Following is a note on the performance from Chips and Cheese:
RDNA 2’s cache is fast and there’s a lot of it. Compared to Ampere, latency is low at all levels. Infinity Cache only adds about 20 ns over a L2 hit and has lower latency than Ampere’s L2. Amazingly, RDNA 2’s VRAM latency is about the same as Ampere’s, even though RDNA 2 is checking two more levels of cache on the way to memory.
In contrast, Nvidia sticks with a more conventional GPU memory subsystem with only two levels of cache and high L2 latency. Going from Ampere’s SM-private L1 to L2 takes over 100 ns. RDNA’s L2 is ~66 ns away from L0, even with a L1 cache between them. Getting around GA102’s massive die seems to take a lot of cycles.
This could explain AMD’s excellent performance at lower resolutions. RDNA 2’s low latency L2 and L3 caches may give it an advantage with smaller workloads, where occupancy is too low to hide latency. Nvidia’s Ampere chips in comparison require more parallelism to shine.
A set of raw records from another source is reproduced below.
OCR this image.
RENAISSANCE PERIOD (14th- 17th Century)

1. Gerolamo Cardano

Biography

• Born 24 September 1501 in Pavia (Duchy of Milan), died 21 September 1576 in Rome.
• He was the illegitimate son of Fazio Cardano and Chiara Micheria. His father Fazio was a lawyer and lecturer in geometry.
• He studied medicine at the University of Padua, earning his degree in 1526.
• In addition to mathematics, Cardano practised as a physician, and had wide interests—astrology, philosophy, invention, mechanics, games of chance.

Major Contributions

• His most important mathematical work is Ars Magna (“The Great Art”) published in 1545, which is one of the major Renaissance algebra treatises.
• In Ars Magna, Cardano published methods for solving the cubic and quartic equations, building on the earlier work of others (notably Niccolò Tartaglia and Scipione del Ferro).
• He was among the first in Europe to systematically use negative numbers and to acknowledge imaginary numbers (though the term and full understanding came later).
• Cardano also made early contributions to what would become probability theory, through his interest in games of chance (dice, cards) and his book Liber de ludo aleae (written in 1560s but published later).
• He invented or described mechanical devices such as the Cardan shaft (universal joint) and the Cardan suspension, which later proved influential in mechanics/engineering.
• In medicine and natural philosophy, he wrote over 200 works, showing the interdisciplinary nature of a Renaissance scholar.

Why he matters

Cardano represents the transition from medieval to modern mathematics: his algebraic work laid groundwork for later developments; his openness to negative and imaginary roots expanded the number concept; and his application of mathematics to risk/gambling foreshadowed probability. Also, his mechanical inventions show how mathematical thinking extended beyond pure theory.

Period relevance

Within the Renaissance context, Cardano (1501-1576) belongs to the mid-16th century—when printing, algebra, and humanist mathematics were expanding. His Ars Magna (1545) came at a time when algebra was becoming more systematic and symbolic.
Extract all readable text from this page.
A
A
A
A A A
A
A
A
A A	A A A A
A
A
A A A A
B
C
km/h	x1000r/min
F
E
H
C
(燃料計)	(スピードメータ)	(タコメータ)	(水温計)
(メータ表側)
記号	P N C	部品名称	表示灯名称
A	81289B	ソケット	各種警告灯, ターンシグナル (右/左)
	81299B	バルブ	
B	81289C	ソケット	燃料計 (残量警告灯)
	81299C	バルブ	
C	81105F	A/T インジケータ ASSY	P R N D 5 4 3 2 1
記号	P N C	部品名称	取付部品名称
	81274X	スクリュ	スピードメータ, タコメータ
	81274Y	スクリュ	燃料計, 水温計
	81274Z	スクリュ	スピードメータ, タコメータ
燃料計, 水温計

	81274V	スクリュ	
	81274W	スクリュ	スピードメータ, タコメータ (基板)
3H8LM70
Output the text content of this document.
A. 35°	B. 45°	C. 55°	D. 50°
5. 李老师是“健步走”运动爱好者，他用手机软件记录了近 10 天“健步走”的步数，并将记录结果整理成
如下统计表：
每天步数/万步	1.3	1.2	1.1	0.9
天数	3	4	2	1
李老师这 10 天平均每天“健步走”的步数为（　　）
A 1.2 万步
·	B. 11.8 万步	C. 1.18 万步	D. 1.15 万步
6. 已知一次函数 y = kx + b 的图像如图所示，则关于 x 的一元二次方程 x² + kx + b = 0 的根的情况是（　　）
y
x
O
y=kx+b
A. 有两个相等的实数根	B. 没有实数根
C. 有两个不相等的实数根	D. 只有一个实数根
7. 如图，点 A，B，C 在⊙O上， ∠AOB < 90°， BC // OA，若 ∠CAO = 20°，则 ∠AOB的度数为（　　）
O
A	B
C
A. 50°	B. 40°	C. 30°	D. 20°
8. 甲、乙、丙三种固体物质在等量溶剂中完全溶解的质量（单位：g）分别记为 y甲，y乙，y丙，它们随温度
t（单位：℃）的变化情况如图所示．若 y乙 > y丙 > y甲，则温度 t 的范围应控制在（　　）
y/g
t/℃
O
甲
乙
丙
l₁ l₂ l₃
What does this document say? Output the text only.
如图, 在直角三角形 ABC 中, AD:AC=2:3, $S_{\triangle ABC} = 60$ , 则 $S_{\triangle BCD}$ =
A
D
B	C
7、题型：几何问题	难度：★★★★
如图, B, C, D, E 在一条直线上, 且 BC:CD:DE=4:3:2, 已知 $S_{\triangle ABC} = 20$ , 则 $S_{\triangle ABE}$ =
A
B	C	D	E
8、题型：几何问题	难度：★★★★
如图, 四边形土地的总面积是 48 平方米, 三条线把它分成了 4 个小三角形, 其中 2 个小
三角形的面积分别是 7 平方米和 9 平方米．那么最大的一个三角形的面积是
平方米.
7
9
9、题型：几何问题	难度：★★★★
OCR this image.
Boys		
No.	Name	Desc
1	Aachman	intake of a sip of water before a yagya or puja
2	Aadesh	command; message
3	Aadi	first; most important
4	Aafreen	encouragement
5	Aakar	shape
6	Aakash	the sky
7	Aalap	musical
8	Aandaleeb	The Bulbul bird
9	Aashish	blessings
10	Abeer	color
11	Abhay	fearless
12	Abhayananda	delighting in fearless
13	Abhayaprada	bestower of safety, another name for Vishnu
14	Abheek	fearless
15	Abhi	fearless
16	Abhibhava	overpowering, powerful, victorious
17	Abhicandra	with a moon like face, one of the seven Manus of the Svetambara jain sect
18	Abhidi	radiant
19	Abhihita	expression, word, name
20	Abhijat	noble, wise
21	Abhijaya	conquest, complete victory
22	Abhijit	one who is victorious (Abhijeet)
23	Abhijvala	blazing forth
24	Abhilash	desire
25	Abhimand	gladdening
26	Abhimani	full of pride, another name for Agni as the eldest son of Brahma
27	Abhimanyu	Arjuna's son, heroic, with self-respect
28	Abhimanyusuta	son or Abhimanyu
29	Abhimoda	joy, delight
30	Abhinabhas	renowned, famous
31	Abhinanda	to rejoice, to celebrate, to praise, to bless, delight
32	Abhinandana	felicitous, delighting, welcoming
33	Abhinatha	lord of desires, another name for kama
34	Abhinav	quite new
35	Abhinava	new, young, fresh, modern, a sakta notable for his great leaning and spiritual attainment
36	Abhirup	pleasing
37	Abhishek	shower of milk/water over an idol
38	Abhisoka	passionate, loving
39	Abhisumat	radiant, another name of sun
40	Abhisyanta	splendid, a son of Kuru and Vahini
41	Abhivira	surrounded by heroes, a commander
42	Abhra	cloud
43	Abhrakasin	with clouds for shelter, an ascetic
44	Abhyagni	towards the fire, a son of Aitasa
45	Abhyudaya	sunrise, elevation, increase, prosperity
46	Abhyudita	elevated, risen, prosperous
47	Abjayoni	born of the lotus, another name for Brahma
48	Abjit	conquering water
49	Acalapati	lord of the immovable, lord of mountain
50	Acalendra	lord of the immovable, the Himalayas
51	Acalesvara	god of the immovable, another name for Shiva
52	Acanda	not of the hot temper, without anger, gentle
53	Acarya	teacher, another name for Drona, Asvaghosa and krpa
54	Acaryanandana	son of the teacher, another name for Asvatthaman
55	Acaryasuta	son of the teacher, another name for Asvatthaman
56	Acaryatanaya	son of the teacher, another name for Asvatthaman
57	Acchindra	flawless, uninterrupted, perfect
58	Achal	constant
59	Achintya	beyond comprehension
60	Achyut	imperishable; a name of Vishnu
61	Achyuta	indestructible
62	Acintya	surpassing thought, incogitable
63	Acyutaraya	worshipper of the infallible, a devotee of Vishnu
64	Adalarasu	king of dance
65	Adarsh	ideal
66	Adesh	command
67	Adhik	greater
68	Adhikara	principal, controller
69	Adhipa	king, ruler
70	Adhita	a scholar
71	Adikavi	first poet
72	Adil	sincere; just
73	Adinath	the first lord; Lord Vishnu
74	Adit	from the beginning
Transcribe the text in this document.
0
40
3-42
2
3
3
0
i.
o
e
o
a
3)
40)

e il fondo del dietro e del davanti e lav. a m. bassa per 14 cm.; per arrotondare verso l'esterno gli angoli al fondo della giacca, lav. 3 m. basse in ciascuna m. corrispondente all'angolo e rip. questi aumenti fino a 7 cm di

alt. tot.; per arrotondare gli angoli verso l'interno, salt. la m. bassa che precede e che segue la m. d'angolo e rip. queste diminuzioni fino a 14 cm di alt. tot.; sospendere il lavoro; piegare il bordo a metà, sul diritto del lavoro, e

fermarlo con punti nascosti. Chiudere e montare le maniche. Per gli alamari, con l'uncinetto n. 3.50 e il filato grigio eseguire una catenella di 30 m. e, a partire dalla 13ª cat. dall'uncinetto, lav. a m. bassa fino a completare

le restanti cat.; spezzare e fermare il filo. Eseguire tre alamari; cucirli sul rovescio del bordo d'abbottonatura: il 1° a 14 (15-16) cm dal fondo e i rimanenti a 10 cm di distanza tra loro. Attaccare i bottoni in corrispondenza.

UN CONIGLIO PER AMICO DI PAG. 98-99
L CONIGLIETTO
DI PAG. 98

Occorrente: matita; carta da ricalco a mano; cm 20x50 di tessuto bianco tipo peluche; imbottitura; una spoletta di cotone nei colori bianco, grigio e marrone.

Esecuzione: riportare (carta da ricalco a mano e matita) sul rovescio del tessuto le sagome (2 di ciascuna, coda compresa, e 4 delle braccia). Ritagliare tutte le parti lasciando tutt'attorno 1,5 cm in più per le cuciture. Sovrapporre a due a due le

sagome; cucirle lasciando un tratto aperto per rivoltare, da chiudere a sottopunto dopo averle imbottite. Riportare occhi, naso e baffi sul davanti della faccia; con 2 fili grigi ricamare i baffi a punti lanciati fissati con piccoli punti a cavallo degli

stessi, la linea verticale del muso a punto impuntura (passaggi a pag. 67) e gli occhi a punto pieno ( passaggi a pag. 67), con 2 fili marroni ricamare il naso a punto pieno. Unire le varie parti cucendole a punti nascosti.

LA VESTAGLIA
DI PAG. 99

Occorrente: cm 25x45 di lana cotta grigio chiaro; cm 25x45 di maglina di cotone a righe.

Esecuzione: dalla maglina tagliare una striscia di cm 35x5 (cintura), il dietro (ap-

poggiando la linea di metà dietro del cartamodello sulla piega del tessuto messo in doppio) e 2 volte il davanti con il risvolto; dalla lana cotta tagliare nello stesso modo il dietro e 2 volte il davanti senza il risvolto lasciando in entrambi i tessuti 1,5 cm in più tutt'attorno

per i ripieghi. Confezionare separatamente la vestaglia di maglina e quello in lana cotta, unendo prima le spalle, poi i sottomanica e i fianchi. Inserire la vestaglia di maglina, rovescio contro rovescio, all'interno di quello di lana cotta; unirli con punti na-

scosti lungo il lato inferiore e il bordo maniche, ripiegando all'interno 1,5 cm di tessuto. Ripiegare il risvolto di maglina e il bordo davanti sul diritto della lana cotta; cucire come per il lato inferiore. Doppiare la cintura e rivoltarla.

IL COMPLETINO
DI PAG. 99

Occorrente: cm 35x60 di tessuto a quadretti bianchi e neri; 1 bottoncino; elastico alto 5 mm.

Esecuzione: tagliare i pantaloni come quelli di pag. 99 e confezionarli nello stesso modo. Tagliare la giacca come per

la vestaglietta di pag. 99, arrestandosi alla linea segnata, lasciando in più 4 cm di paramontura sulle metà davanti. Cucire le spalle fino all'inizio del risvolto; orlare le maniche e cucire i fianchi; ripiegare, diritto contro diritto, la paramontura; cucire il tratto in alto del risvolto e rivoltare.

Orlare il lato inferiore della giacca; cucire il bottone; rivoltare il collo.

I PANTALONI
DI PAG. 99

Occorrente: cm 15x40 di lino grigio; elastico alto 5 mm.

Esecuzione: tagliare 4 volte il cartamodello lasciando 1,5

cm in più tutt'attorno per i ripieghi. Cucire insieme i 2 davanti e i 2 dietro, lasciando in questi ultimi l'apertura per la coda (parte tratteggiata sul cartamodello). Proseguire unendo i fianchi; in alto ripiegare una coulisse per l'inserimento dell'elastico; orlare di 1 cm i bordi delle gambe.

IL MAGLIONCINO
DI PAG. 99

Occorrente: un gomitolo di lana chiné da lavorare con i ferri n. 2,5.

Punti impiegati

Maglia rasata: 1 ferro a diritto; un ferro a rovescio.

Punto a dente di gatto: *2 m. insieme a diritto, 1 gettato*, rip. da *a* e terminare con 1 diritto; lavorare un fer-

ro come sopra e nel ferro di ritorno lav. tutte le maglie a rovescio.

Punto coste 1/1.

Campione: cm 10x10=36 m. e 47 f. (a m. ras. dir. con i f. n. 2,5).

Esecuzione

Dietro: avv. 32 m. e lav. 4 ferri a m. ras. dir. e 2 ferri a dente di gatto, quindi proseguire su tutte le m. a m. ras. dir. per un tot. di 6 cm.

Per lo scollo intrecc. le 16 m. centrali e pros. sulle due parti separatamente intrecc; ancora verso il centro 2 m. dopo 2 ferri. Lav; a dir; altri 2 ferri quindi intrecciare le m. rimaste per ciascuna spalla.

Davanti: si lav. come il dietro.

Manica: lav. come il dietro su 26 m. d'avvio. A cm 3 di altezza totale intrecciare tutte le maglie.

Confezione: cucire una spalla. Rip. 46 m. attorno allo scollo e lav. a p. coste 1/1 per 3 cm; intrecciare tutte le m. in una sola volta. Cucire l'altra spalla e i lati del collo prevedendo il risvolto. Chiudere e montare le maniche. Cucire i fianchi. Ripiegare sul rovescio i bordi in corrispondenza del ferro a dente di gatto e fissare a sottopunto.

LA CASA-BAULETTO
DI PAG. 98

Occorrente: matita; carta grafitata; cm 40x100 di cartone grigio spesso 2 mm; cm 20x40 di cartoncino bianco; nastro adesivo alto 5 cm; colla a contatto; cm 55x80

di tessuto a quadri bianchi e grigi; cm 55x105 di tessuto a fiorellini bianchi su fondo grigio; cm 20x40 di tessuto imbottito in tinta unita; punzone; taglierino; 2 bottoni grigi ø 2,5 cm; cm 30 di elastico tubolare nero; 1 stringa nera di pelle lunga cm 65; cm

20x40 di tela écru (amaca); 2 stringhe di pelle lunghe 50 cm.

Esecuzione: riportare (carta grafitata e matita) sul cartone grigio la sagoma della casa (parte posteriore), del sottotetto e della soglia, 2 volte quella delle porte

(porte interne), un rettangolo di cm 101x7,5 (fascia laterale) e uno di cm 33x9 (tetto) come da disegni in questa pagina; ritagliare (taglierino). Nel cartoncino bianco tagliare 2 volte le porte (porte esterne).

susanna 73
Compared to older Pascal and Maxwell chips, the Ampere architecture has led to highly improved latency speeds on much larger GPUs. AMD on the other hand has shown some impressive gains vs older GCN and VLIW architecture-based chips. These numbers are definitely going to be interesting for comparison once the new round of chiplet based GPUs hits the gaming segment in the coming years.